The Serengeti is filled with animals, and we spent hours on game drives. Surprisingly I managed to get mobile coverage out in the Serengeti on my new phone with Airtel. I couldn't even get coverage in the most built up national park, the Flinders Rangers with Optus. Damn Optus!
On my first night in the Serengeti, I was awoken by a herd of giraffes. One of the tour members got his camera out and chased after them. Little did he know that the kick of this giant feline could kill a lion. All the animals seem to come out at night- I woke up so many times by the sound of an elephant, roar of a lion, or loud American tourists.
We then again packed up our stuff and headed to Ngorongoro crater. On our way we stopped off at a Maasai village. After a good old dance with the locals, we were shown around their village.
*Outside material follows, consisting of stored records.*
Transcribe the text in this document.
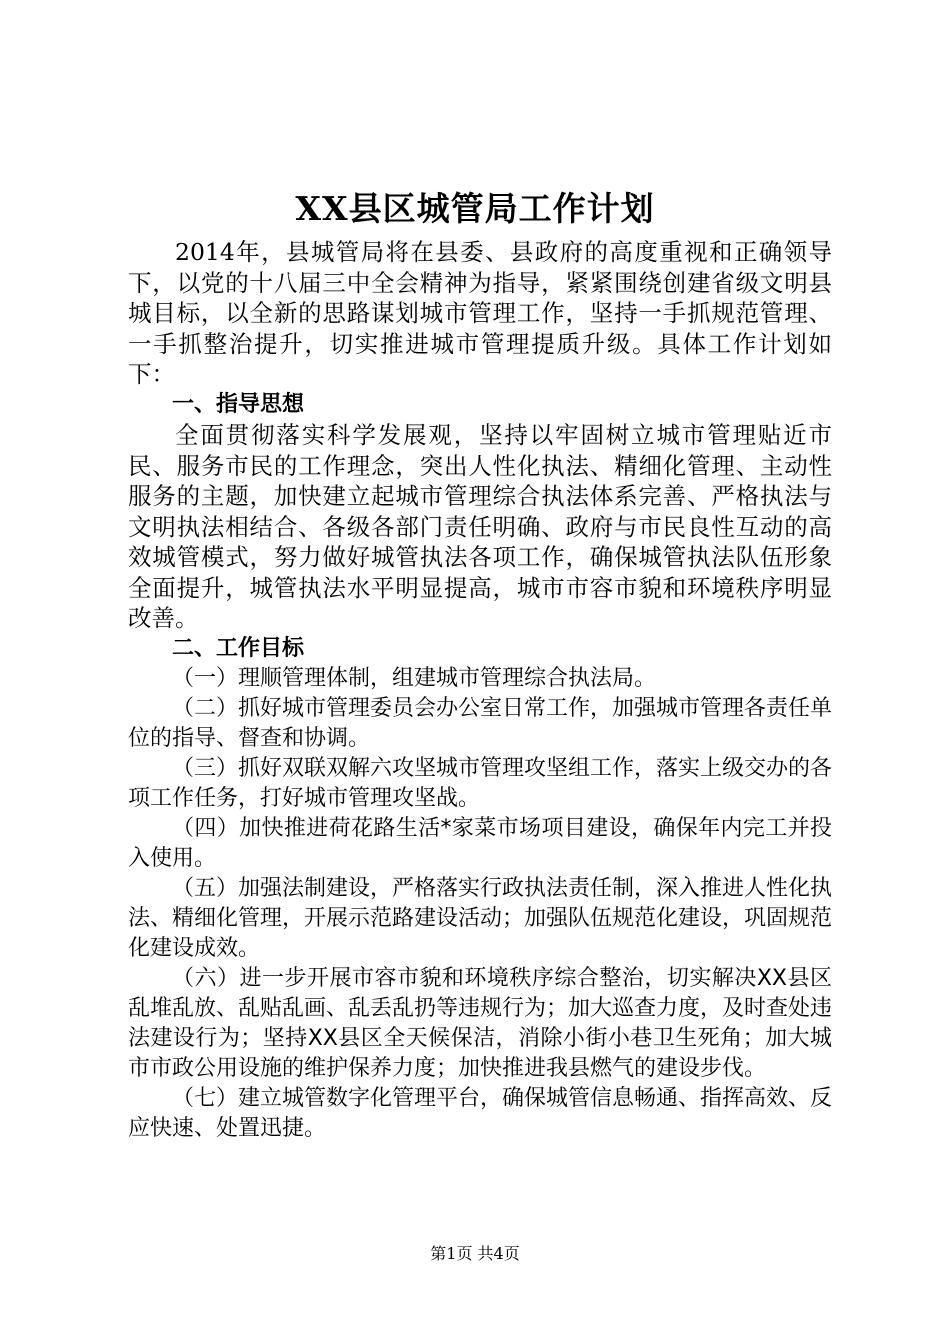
XX县区城管局工作计划

2014年，县城管局将在县委、县政府的高度重视和正确领导下，以党的十八届三中全会精神为指导，紧紧围绕创建省级文明县城目标，以全新的思路谋划城市管理工作，坚持一手抓规范管理、一手抓整治提升，切实推进城市管理提质升级。具体工作计划如下：

一、指导思想

全面贯彻落实科学发展观，坚持以牢固树立城市管理贴近市民、服务市民的工作理念，突出人性化执法、精细化管理、主动性服务的主题，加快建立起城市管理综合执法体系完善、严格执法与文明执法相结合、各级各部门责任明确、政府与市民良性互动的高效城管模式，努力做好城管执法各项工作，确保城管执法队伍形象全面提升，城管执法水平明显提高，城市市容市貌和环境秩序明显改善。

二、工作目标

（一）理顺管理体制，组建城市管理综合执法局。

（二）抓好城市管理委员会办公室日常工作，加强城市管理各责任单位的指导、督查和协调。

（三）抓好双联双解六攻坚城市管理攻坚组工作，落实上级交办的各项工作任务，打好城市管理攻坚战。

（四）加快推进荷花路生活*家菜市场项目建设，确保年内完工并投入使用。

（五）加强法制建设，严格落实行政执法责任制，深入推进人性化执法、精细化管理，开展示范路建设活动；加强队伍规范化建设，巩固规范化建设成效。

（六）进一步开展市容市貌和环境秩序综合整治，切实解决XX县区乱堆乱放、乱贴乱画、乱丢乱扔等违规行为；加大巡查力度，及时查处违法建设行为；坚持XX县区全天候保洁，消除小街小巷卫生死角；加大城市市政公用设施的维护保养力度；加快推进我县燃气的建设步伐。

（七）建立城管数字化管理平台，确保城管信息畅通、指挥高效、反应快速、处置迅捷。

第1页 共4页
A fun fact for the day- their diet consists of cows meat, cows milk, and cows blood. No fruit or veges. I guess this is pretty much what my brother eats...so he would fit right in.
When we got to the crater we set up camp again. There was a man with a massive semi- automatic walking around the camp site. Our tour guide told us he was there to protect us against animals. Apparently 2 nights ago, a pride of 10 lions were hunting wildebeests at the campsite. After an amazing pasta dinner that my Nonna would be proud of, I went back to my tent freaked out! Fortunately lions didn't kill anyone tonight, but I did wake up to several elephants outside my tent. Our tour guide told everyone to stay in their tents. I laid awake for hours, hoping the elephants did not step on my head and kill me....but I could hear them walking within centimetres from my head. I guess next time I go on a camping safari I probably shouldn't keep food in my tent.
So if you meet a lion in the wild what would you do? Well apparently 2 important things. Firstly always make eye contact. Secondly you need to stay still and not run. The lion should back off. But if this doesn't work and the lion attacks you...play dead and protect your neck and maybe you will survive. Otherwise you can pull some jpat taekwondo moves out!
The next day we travelled the long journey back to Arusha- and so my safari adventure came to an end. The 9 of us spent the night at the Maasai camp in Arusha, had a few celebratory drinks and played some pool. It was a great way to end such an amazing safari. I was not expecting anything like this at all. I thought it would be like Ace Ventura...as in a rhino gives birth to a human like Jim Carey.
When I got back the Swedish girls commented on my tan I somehow managed to get while on safari. But after a long awaited shower, the brown pigmentation covering my skin turned out to be dirt. I was pleased however to get back into a bed...even if it was built for a short Chinese female.
Justin
PS- I know this is a long blog...but I spent less time writing it than Michael did reading an email from Ally.